却说宋穆公之子宋冯,自周平王末年避难奔郑,至今尚在郑国,已经客居十年。宋殇公与夷只为公子冯在郑,故此忌讳,不除不快,十年来用兵伐郑三次,故此宋、郑交恶为仇。宋国虽是与夷为君,却是太宰华督执政掌权。因素与公子冯有交,见宋殇公屡次用兵于郑,非欲将公子冯置于死地,口虽不言,心上已生异志。华督乃是成汤后裔,子姓华氏,名督,字华父,故称华父督。乃宋戴公之孙,好父说之子,官至太宰,位及六卿之首。其后世子孙,独掌宋国朝政,长达二百余年。史籍《古今姓氏书辨证》认为,华督是中国第一个以华为姓氏者。子孙中有一支取祖名“督”字为姓,称督氏。另一支取祖字“华”为姓,称华氏。

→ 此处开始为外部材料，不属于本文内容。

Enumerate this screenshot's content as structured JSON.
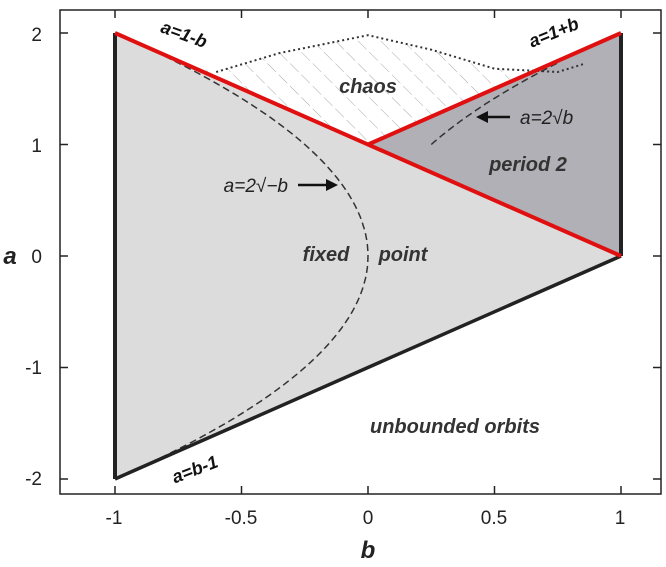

当时宋国司马名曰孔父嘉,掌握全国兵权,娶妻魏氏,容色美艳无伦。有次孔妻魏氏归宁省母,在路上碰见华督,交车而过。华督目迎其过,然后回头盯视不已,赞道:“此谁家之妇耶?既美且艳。”御者答道:“观其御者,乃是孔父嘉府上。”华督啧啧称羡不已,由是贪图孔父嘉妻美貌,想要占为己有。于是回至京城,散布谣言于国人道:“国君继位十年,对外十一战,百姓苦不堪言,皆是孔父嘉为之。必杀孔父嘉,宋民方得安宁。”谣言到处,百姓皆信以为然,迅即播散。华督又谓国中诸将道:“孔司马主张用兵,殃民毒众。主君偏于信任,不从吾谏,三日之内,又要大举伐郑。宋国百姓何罪,受此劳苦!”诸将士饱经战争之苦,深感华督言之有理,闻言咬牙切齿,于是皆都受华督鼓动,就此发生哗变。

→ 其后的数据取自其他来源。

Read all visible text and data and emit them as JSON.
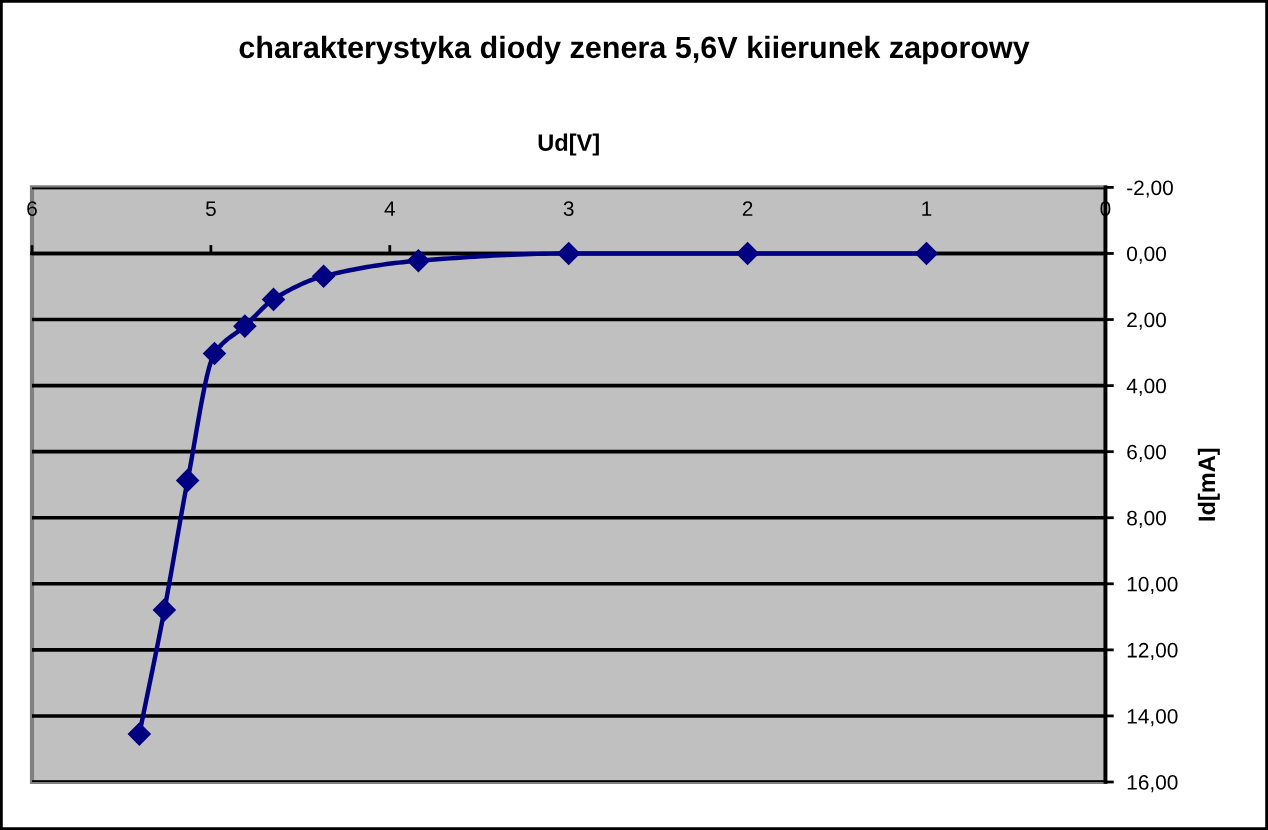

华督通过两次传谣,见民心向背态势已明,遂带哗变将士攻入大司马府,屠杀孔父嘉全家。华督别无所取,吩咐心腹,只抢夺孔父嘉妻魏氏,送归自己府内。孔父嘉止有一子,名木金父,年纪尚幼。当兵乱初起之时,幸亏家臣机灵,怀抱公子逃出宋都,奔至鲁国,隐居下来。其后木金父长大,便以父字为氏,称为子姓孔氏。孔圣仲尼,即其六世孙也。
宋殇公闻知爱臣孔父嘉被杀,勃然大怒,下令彻察真凶。华督闻报笑道:“这可真是先帝报应,我正欲迎公子冯回国就位也!”因知殇公欲亲至司马府中参加孔父嘉丧礼,于是复派家兵于半路埋伏,将宋殇公杀害。然后言于众臣道:“先君子冯,见在郑国。人心不忘先君,合当迎立其子。”百官唯唯称是,无人敢驳。遂遣使赍奉国书,前往郑国,奉迎公子冯回国继位。郑庄公看罢国书,已知来意,便整备法驾,送公子冯还归宋国为君。公子冯泣拜道:“冯之残喘,皆蒙大王所留。今幸返国得延先祀,当世为陪臣屏藩,不敢贰心。”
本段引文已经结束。